No one would mistake Courtroom Nine in the federal courthouse, where the Boston Marathon bomber trial is underway, for a piano bar.
Those in the witness box, testifying how the bombs blew off their limbs or drained life from their loved ones, have moved many in the courtroom to tears.
But a moment comes every so often when the relentlessly grim proceedings are halted and the atmosphere is suddenly and improbably transformed into that of a cocktail lounge.
When Judge George A. O’Toole Jr., who is presiding over the trial, calls the lawyers for a sidebar, he wants to prevent the jury and reporters from overhearing their discussions. So an attendant flips on the sound system.
Suddenly Courtroom Nine fills with the arabesques of Art Tatum, the great jazz pianist. His fingers fly up and down the keyboard. One day he might be playing “Body and Soul,” the next, “Love For Sale.” Lately, “Have You Met Ms. Jones?” has become part of the repertoire.
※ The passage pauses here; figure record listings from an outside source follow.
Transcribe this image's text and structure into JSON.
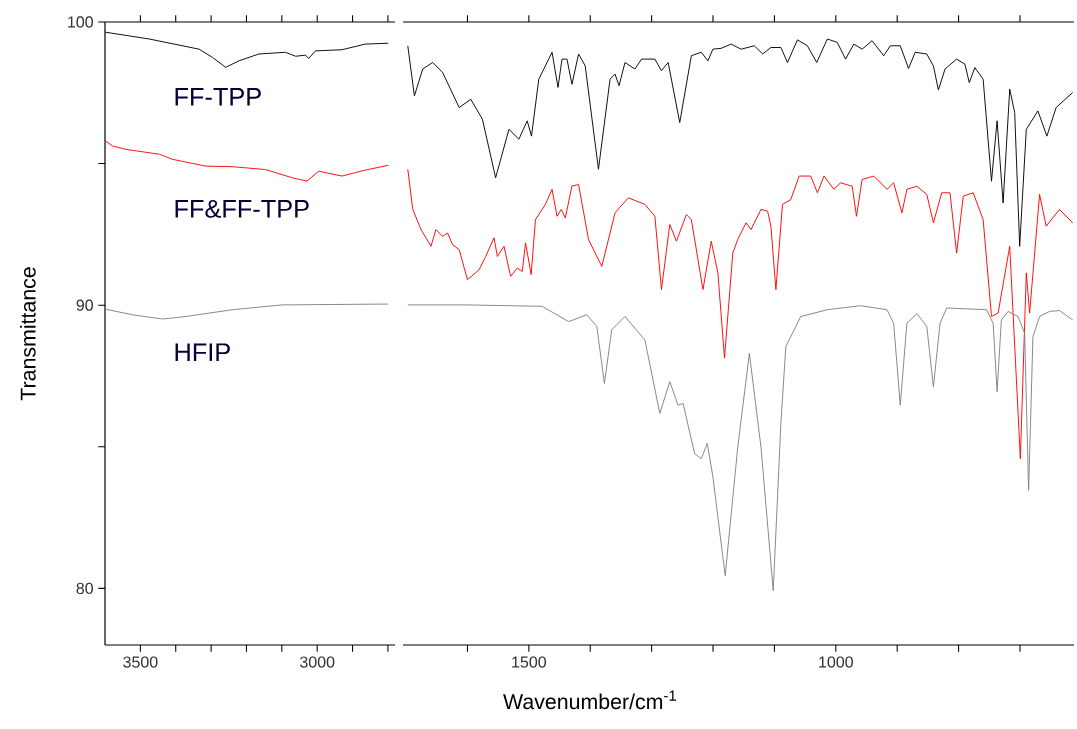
{
  "chart_data": [
    {
      "type": "line",
      "ylabel": "Transmittance",
      "xlim": [
        3600,
        2780
      ],
      "ylim": [
        78,
        100
      ],
      "xticks": [
        3500,
        {
          "value": 3400,
          "label": null
        },
        {
          "value": 3300,
          "label": null
        },
        {
          "value": 3200,
          "label": null
        },
        {
          "value": 3100,
          "label": null
        },
        3000,
        {
          "value": 2900,
          "label": null
        },
        {
          "value": 2800,
          "label": null
        }
      ],
      "yticks": [
        80,
        {
          "value": 85,
          "label": null
        },
        90,
        {
          "value": 95,
          "label": null
        },
        100
      ],
      "series": [
        {
          "name": "FF-TPP",
          "color": "#000000",
          "x": [
            3599,
            3475,
            3334,
            3296,
            3259,
            3221,
            3165,
            3090,
            3061,
            3033,
            3024,
            3005,
            2930,
            2864,
            2799
          ],
          "values": [
            99.64,
            99.4,
            99.04,
            98.75,
            98.4,
            98.63,
            98.87,
            98.93,
            98.79,
            98.83,
            98.71,
            98.98,
            99.02,
            99.22,
            99.25
          ]
        },
        {
          "name": "FF&FF-TPP",
          "color": "#ff0000",
          "x": [
            3599,
            3578,
            3540,
            3446,
            3409,
            3315,
            3240,
            3146,
            3071,
            3029,
            2996,
            2930,
            2864,
            2799
          ],
          "values": [
            95.8,
            95.62,
            95.5,
            95.33,
            95.15,
            94.91,
            94.89,
            94.79,
            94.5,
            94.38,
            94.73,
            94.56,
            94.77,
            94.94
          ]
        },
        {
          "name": "HFIP",
          "color": "#808080",
          "x": [
            3599,
            3522,
            3437,
            3371,
            3240,
            3099,
            2799
          ],
          "values": [
            89.86,
            89.66,
            89.51,
            89.6,
            89.84,
            90.01,
            90.04
          ]
        }
      ]
    },
    {
      "type": "line",
      "xlabel": "Wavenumber/cm$^{-1}$",
      "xlim": [
        1705,
        612
      ],
      "ylim": [
        78,
        100
      ],
      "tick_labels": "x",
      "xticks": [
        {
          "value": 1600,
          "label": null
        },
        1500,
        {
          "value": 1400,
          "label": null
        },
        {
          "value": 1300,
          "label": null
        },
        {
          "value": 1200,
          "label": null
        },
        {
          "value": 1100,
          "label": null
        },
        1000,
        {
          "value": 900,
          "label": null
        },
        {
          "value": 800,
          "label": null
        },
        {
          "value": 700,
          "label": null
        }
      ],
      "series": [
        {
          "color": "#000000",
          "x": [
            1697.2,
            1686.4,
            1672.9,
            1656.7,
            1640.5,
            1613.5,
            1594.6,
            1575.7,
            1554.1,
            1532.4,
            1516.2,
            1502.7,
            1495.7,
            1483.8,
            1462.2,
            1452.5,
            1446.0,
            1437.9,
            1429.8,
            1419.0,
            1408.2,
            1386.6,
            1367.7,
            1359.6,
            1353.1,
            1343.4,
            1327.2,
            1316.4,
            1294.7,
            1284.0,
            1273.1,
            1254.2,
            1235.3,
            1219.1,
            1208.3,
            1200.2,
            1186.7,
            1170.5,
            1154.3,
            1132.7,
            1119.2,
            1105.7,
            1089.5,
            1078.7,
            1062.5,
            1046.3,
            1031.1,
            1013.8,
            997.6,
            984.1,
            970.6,
            957.1,
            940.9,
            922.0,
            911.2,
            895.0,
            881.5,
            870.7,
            851.8,
            841.0,
            832.9,
            822.1,
            803.2,
            789.7,
            782.6,
            773.5,
            760.0,
            746.4,
            737.3,
            727.5,
            716.7,
            708.6,
            700.5,
            689.7,
            670.8,
            656.2,
            641.1,
            614.1
          ],
          "values": [
            99.16,
            97.39,
            98.34,
            98.57,
            98.22,
            96.98,
            97.27,
            96.57,
            94.5,
            96.21,
            95.86,
            96.51,
            95.97,
            97.98,
            98.93,
            97.69,
            98.69,
            98.69,
            97.8,
            98.87,
            98.45,
            94.8,
            97.98,
            98.16,
            97.75,
            98.57,
            98.34,
            98.69,
            98.69,
            98.28,
            98.57,
            96.45,
            98.81,
            98.93,
            98.63,
            99.04,
            99.07,
            99.22,
            99.04,
            99.16,
            98.87,
            99.1,
            99.1,
            98.57,
            99.37,
            99.16,
            98.57,
            99.4,
            99.28,
            98.69,
            99.22,
            99.04,
            99.34,
            98.81,
            99.16,
            99.16,
            98.36,
            98.93,
            98.87,
            98.45,
            97.6,
            98.34,
            98.69,
            98.51,
            97.86,
            98.39,
            97.98,
            94.38,
            96.51,
            93.61,
            97.63,
            96.8,
            92.08,
            96.21,
            96.86,
            95.97,
            96.98,
            97.51
          ]
        },
        {
          "color": "#ff0000",
          "x": [
            1697.2,
            1689.1,
            1675.6,
            1659.4,
            1651.3,
            1640.5,
            1632.4,
            1624.3,
            1613.5,
            1600.0,
            1581.1,
            1570.3,
            1556.7,
            1551.3,
            1540.5,
            1529.7,
            1518.9,
            1510.8,
            1505.4,
            1496.2,
            1489.2,
            1473.0,
            1462.2,
            1454.1,
            1447.1,
            1440.6,
            1429.8,
            1419.0,
            1402.8,
            1381.2,
            1359.6,
            1338.0,
            1311.0,
            1294.7,
            1284.0,
            1270.4,
            1259.6,
            1243.4,
            1235.3,
            1216.4,
            1202.9,
            1192.1,
            1181.3,
            1167.8,
            1159.7,
            1146.2,
            1138.1,
            1121.9,
            1111.1,
            1105.7,
            1097.6,
            1086.8,
            1073.3,
            1059.8,
            1040.9,
            1030.0,
            1019.2,
            1003.1,
            992.2,
            973.3,
            966.3,
            957.1,
            938.2,
            916.6,
            905.8,
            892.3,
            884.2,
            868.0,
            851.8,
            841.0,
            827.5,
            814.0,
            803.2,
            792.4,
            776.2,
            760.0,
            746.4,
            735.6,
            716.7,
            699.4,
            689.7,
            684.3,
            668.1,
            657.3,
            635.7,
            614.1
          ],
          "values": [
            94.8,
            93.38,
            92.67,
            92.08,
            92.67,
            92.43,
            92.55,
            92.14,
            91.96,
            90.9,
            91.25,
            91.72,
            92.38,
            91.72,
            92.08,
            91.02,
            91.31,
            91.19,
            92.2,
            91.08,
            93.02,
            93.56,
            94.09,
            93.14,
            93.38,
            93.08,
            94.21,
            94.26,
            92.32,
            91.37,
            93.26,
            93.79,
            93.56,
            93.14,
            90.55,
            92.85,
            92.26,
            93.2,
            93.02,
            90.55,
            92.26,
            91.14,
            88.13,
            91.84,
            92.32,
            92.91,
            92.67,
            93.38,
            93.32,
            92.79,
            90.55,
            93.56,
            93.73,
            94.56,
            94.56,
            93.97,
            94.56,
            94.09,
            94.32,
            94.2,
            93.14,
            94.44,
            94.56,
            94.09,
            94.32,
            93.26,
            94.09,
            94.2,
            93.91,
            92.91,
            93.97,
            93.97,
            91.84,
            93.85,
            93.97,
            93.02,
            89.6,
            89.72,
            92.08,
            84.58,
            91.14,
            89.72,
            93.91,
            92.79,
            93.38,
            92.91
          ]
        },
        {
          "color": "#808080",
          "x": [
            1697.2,
            1602.7,
            1478.4,
            1435.2,
            1405.5,
            1389.3,
            1376.9,
            1365.0,
            1343.4,
            1311.0,
            1286.7,
            1270.4,
            1257.0,
            1248.8,
            1230.0,
            1219.1,
            1209.4,
            1200.2,
            1180.2,
            1159.7,
            1140.8,
            1121.9,
            1101.9,
            1089.5,
            1081.4,
            1057.1,
            1013.8,
            959.8,
            916.6,
            905.8,
            895.0,
            884.2,
            868.0,
            851.8,
            841.0,
            830.2,
            819.4,
            754.5,
            743.7,
            737.3,
            730.3,
            719.4,
            703.2,
            692.4,
            685.9,
            678.9,
            668.1,
            651.9,
            635.7,
            614.1
          ],
          "values": [
            90.01,
            90.01,
            89.96,
            89.42,
            89.66,
            89.25,
            87.24,
            89.13,
            89.6,
            88.77,
            86.18,
            87.3,
            86.47,
            86.53,
            84.76,
            84.58,
            85.12,
            83.94,
            80.45,
            84.99,
            88.3,
            84.99,
            79.92,
            85.82,
            88.54,
            89.6,
            89.84,
            89.98,
            89.84,
            89.36,
            86.47,
            89.36,
            89.7,
            89.25,
            87.12,
            89.36,
            89.9,
            89.84,
            89.36,
            86.95,
            89.48,
            89.78,
            89.6,
            89.01,
            83.46,
            88.89,
            89.6,
            89.78,
            89.81,
            89.48
          ]
        }
      ]
    }
  ]
}
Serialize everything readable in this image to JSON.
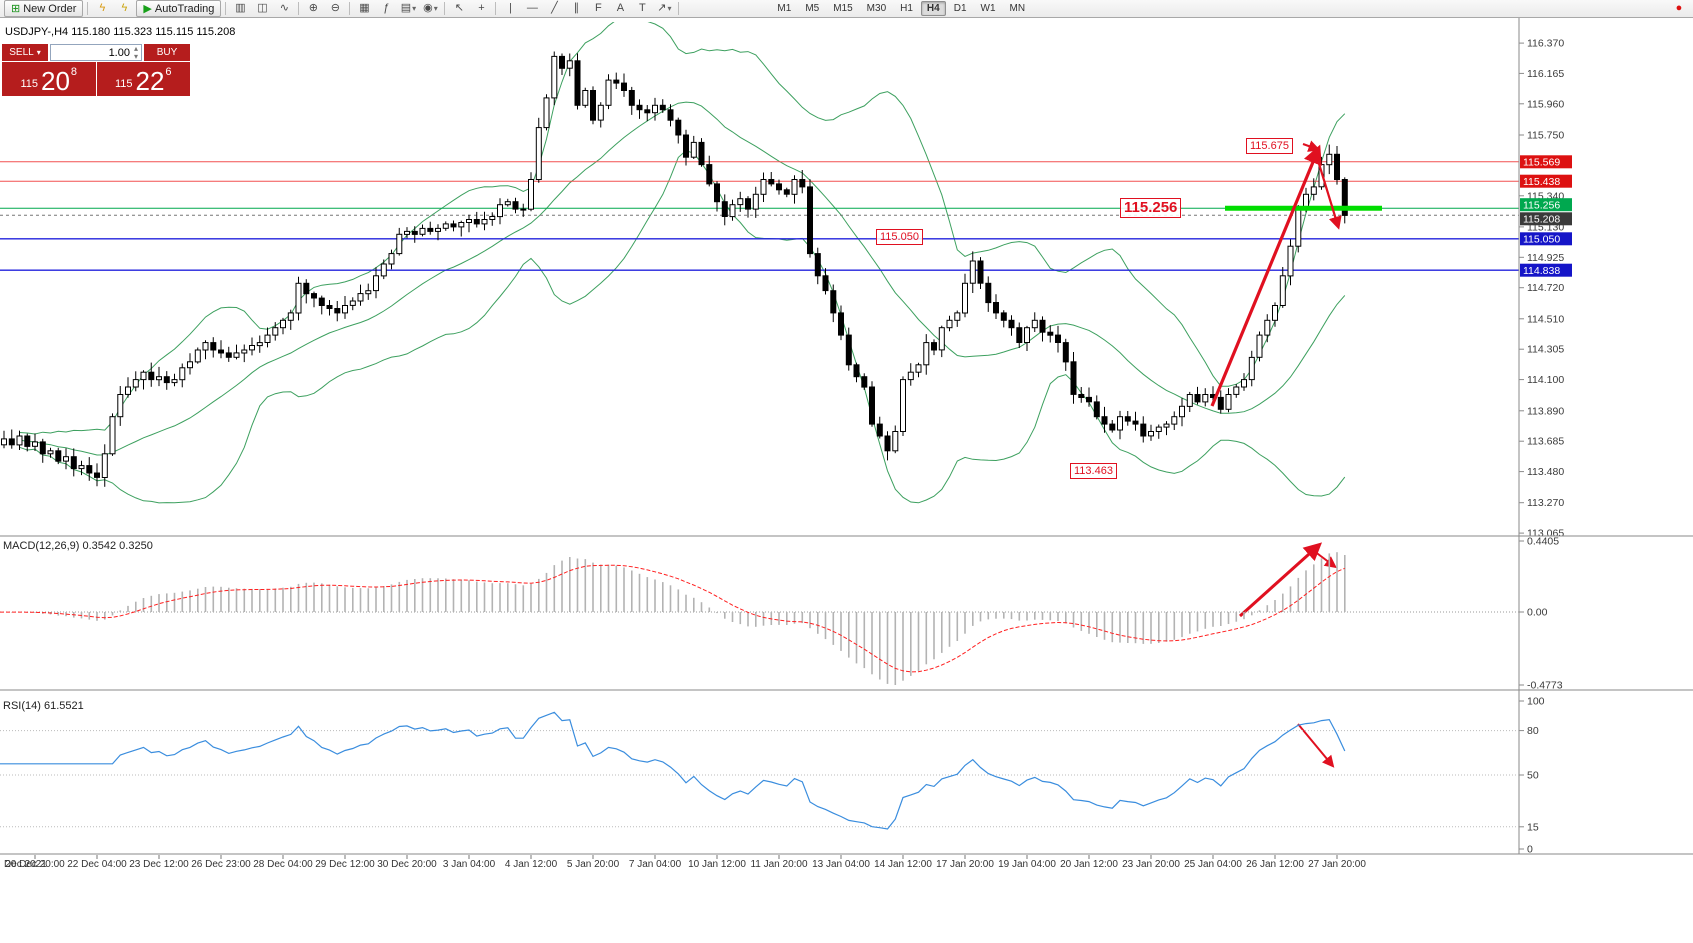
{
  "toolbar": {
    "timeframes": [
      "M1",
      "M5",
      "M15",
      "M30",
      "H1",
      "H4",
      "D1",
      "W1",
      "MN"
    ],
    "active_timeframe": "H4",
    "items": [
      {
        "type": "labeled",
        "name": "new-order-button",
        "glyph": "⊞",
        "glyph_color": "#18921a",
        "label": "New Order"
      },
      {
        "type": "sep"
      },
      {
        "type": "icon",
        "name": "metaeditor-icon",
        "glyph": "ϟ",
        "glyph_color": "#d99a10"
      },
      {
        "type": "icon",
        "name": "expert-advisor-icon",
        "glyph": "ϟ",
        "glyph_color": "#caa50f"
      },
      {
        "type": "labeled",
        "name": "autotrading-button",
        "glyph": "▶",
        "glyph_color": "#18a01a",
        "label": "AutoTrading"
      },
      {
        "type": "sep"
      },
      {
        "type": "icon",
        "name": "bar-chart-icon",
        "glyph": "▥"
      },
      {
        "type": "icon",
        "name": "candlestick-chart-icon",
        "glyph": "◫"
      },
      {
        "type": "icon",
        "name": "line-chart-icon",
        "glyph": "∿"
      },
      {
        "type": "sep"
      },
      {
        "type": "icon",
        "name": "zoom-in-icon",
        "glyph": "⊕"
      },
      {
        "type": "icon",
        "name": "zoom-out-icon",
        "glyph": "⊖"
      },
      {
        "type": "sep"
      },
      {
        "type": "icon",
        "name": "tile-windows-icon",
        "glyph": "▦"
      },
      {
        "type": "icon",
        "name": "indicators-icon",
        "glyph": "ƒ"
      },
      {
        "type": "icon",
        "name": "templates-icon",
        "glyph": "▤",
        "dropdown": true
      },
      {
        "type": "icon",
        "name": "timeframe-menu-icon",
        "glyph": "◉",
        "dropdown": true
      },
      {
        "type": "sep"
      },
      {
        "type": "icon",
        "name": "cursor-icon",
        "glyph": "↖"
      },
      {
        "type": "icon",
        "name": "crosshair-icon",
        "glyph": "+"
      },
      {
        "type": "sep"
      },
      {
        "type": "icon",
        "name": "vertical-line-icon",
        "glyph": "|"
      },
      {
        "type": "icon",
        "name": "horizontal-line-icon",
        "glyph": "—"
      },
      {
        "type": "icon",
        "name": "trendline-icon",
        "glyph": "╱"
      },
      {
        "type": "icon",
        "name": "equidistant-channel-icon",
        "glyph": "∥"
      },
      {
        "type": "icon",
        "name": "fibonacci-icon",
        "glyph": "F"
      },
      {
        "type": "icon",
        "name": "text-icon",
        "glyph": "A"
      },
      {
        "type": "icon",
        "name": "text-label-icon",
        "glyph": "T"
      },
      {
        "type": "icon",
        "name": "arrow-tools-icon",
        "glyph": "↗",
        "dropdown": true
      },
      {
        "type": "sep"
      },
      {
        "type": "timeframes"
      },
      {
        "type": "spacer"
      },
      {
        "type": "icon",
        "name": "connection-status-icon",
        "glyph": "●",
        "glyph_color": "#dd1111"
      }
    ]
  },
  "chart": {
    "symbol_line": "USDJPY-,H4  115.180 115.323 115.115 115.208"
  },
  "trade_panel": {
    "sell_label": "SELL",
    "buy_label": "BUY",
    "volume": "1.00",
    "sell_prefix": "115",
    "sell_big": "20",
    "sell_sup": "8",
    "buy_prefix": "115",
    "buy_big": "22",
    "buy_sup": "6"
  },
  "annotations": {
    "labels": [
      {
        "text": "115.675"
      },
      {
        "text": "115.256"
      },
      {
        "text": "115.050"
      },
      {
        "text": "113.463"
      }
    ]
  },
  "panels": {
    "macd_label": "MACD(12,26,9) 0.3542 0.3250",
    "rsi_label": "RSI(14) 61.5521"
  },
  "chart_data": {
    "type": "candlestick",
    "symbol": "USDJPY-",
    "timeframe": "H4",
    "ohlc_display": {
      "open": "115.180",
      "high": "115.323",
      "low": "115.115",
      "close": "115.208"
    },
    "closes": [
      113.7,
      113.66,
      113.72,
      113.65,
      113.68,
      113.6,
      113.62,
      113.55,
      113.58,
      113.5,
      113.52,
      113.47,
      113.44,
      113.6,
      113.85,
      114.0,
      114.05,
      114.1,
      114.15,
      114.1,
      114.12,
      114.08,
      114.1,
      114.18,
      114.22,
      114.3,
      114.35,
      114.3,
      114.28,
      114.25,
      114.28,
      114.3,
      114.33,
      114.35,
      114.4,
      114.45,
      114.5,
      114.55,
      114.75,
      114.68,
      114.65,
      114.6,
      114.58,
      114.55,
      114.6,
      114.63,
      114.68,
      114.7,
      114.8,
      114.88,
      114.95,
      115.08,
      115.1,
      115.08,
      115.12,
      115.1,
      115.12,
      115.15,
      115.13,
      115.16,
      115.18,
      115.15,
      115.18,
      115.2,
      115.28,
      115.3,
      115.25,
      115.25,
      115.45,
      115.8,
      116.0,
      116.28,
      116.2,
      116.25,
      115.95,
      116.05,
      115.85,
      115.95,
      116.12,
      116.1,
      116.05,
      115.95,
      115.92,
      115.9,
      115.95,
      115.92,
      115.85,
      115.75,
      115.6,
      115.7,
      115.55,
      115.42,
      115.3,
      115.2,
      115.28,
      115.32,
      115.25,
      115.35,
      115.45,
      115.42,
      115.38,
      115.35,
      115.45,
      115.4,
      114.95,
      114.8,
      114.7,
      114.55,
      114.4,
      114.2,
      114.12,
      114.05,
      113.8,
      113.72,
      113.62,
      113.75,
      114.1,
      114.15,
      114.2,
      114.35,
      114.3,
      114.45,
      114.5,
      114.55,
      114.75,
      114.9,
      114.75,
      114.62,
      114.55,
      114.5,
      114.45,
      114.35,
      114.45,
      114.5,
      114.42,
      114.4,
      114.35,
      114.22,
      114.0,
      113.98,
      113.95,
      113.85,
      113.8,
      113.76,
      113.85,
      113.82,
      113.8,
      113.72,
      113.75,
      113.78,
      113.8,
      113.85,
      113.92,
      114.0,
      113.95,
      114.0,
      113.98,
      113.9,
      114.0,
      114.05,
      114.1,
      114.25,
      114.4,
      114.5,
      114.6,
      114.8,
      115.0,
      115.25,
      115.35,
      115.4,
      115.55,
      115.62,
      115.45,
      115.208
    ],
    "price_axis_ticks": [
      116.37,
      116.165,
      115.96,
      115.75,
      115.34,
      115.13,
      114.925,
      114.72,
      114.51,
      114.305,
      114.1,
      113.89,
      113.685,
      113.48,
      113.27,
      113.065
    ],
    "price_levels": [
      {
        "value": 115.569,
        "color": "#dd1111",
        "line": "#f25050",
        "style": "solid"
      },
      {
        "value": 115.438,
        "color": "#dd1111",
        "line": "#f25050",
        "style": "solid"
      },
      {
        "value": 115.256,
        "color": "#00a84f",
        "line": "#00a84f",
        "style": "solid"
      },
      {
        "value": 115.208,
        "color": "#3a3a3a",
        "line": "#777777",
        "style": "dashed"
      },
      {
        "value": 115.05,
        "color": "#1515c8",
        "line": "#2222dd",
        "style": "solid"
      },
      {
        "value": 114.838,
        "color": "#1515c8",
        "line": "#2222dd",
        "style": "solid"
      }
    ],
    "bollinger": {
      "period": 20,
      "deviations": 2,
      "color": "#3da05f"
    },
    "macd": {
      "params": "12,26,9",
      "main_value": "0.3542",
      "signal_value": "0.3250",
      "axis_ticks": [
        "0.4405",
        "0.00",
        "-0.4773"
      ]
    },
    "rsi": {
      "period": 14,
      "value": "61.5521",
      "axis_ticks": [
        100,
        80,
        50,
        15,
        0
      ],
      "levels": [
        80,
        50,
        15
      ]
    },
    "time_labels": [
      "Dec 2021",
      "20 Dec 20:00",
      "22 Dec 04:00",
      "23 Dec 12:00",
      "26 Dec 23:00",
      "28 Dec 04:00",
      "29 Dec 12:00",
      "30 Dec 20:00",
      "3 Jan 04:00",
      "4 Jan 12:00",
      "5 Jan 20:00",
      "7 Jan 04:00",
      "10 Jan 12:00",
      "11 Jan 20:00",
      "13 Jan 04:00",
      "14 Jan 12:00",
      "17 Jan 20:00",
      "19 Jan 04:00",
      "20 Jan 12:00",
      "23 Jan 20:00",
      "25 Jan 04:00",
      "26 Jan 12:00",
      "27 Jan 20:00"
    ],
    "highlight_color": "#00dd00",
    "annotation_color": "#e01020"
  }
}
Initially the music was jarring. But it is wonderfully soulful, so graceful and light that it has a way of diverting the mind and even lifting the spirits.
Judge O’Toole selects the music himself, said a courthouse denizen, who wished to remain anonymous. The judge, a laconic and no-nonsense jurist, is a jazz fan, it turns out. And he plays the trumpet. He was appointed to the bench 20 years ago by a saxophone-playing president, Bill Clinton.
Mr. Tatum, who was nearly blind and largely self-taught, died in 1956 at age 47. He is one of Judge O’Toole’s personal favorites. But that is not the only reason he airs Tatum tunes in the courtroom.
“He felt jazz was the appropriate music, as an original American music style, to be played in an American courtroom,” the court denizen said.
Courtroom Nine is one of five, out of 27, in the John Joseph Moakley United States Courthouse that has the technology to play music; the other 22 still can play only white noise. But that is changing. As the systems are upgraded, the others will be gradually able to play music, too, raising the possibility that someday one may hear a cacophony of sounds and styles as each judge spins his own favorite discs.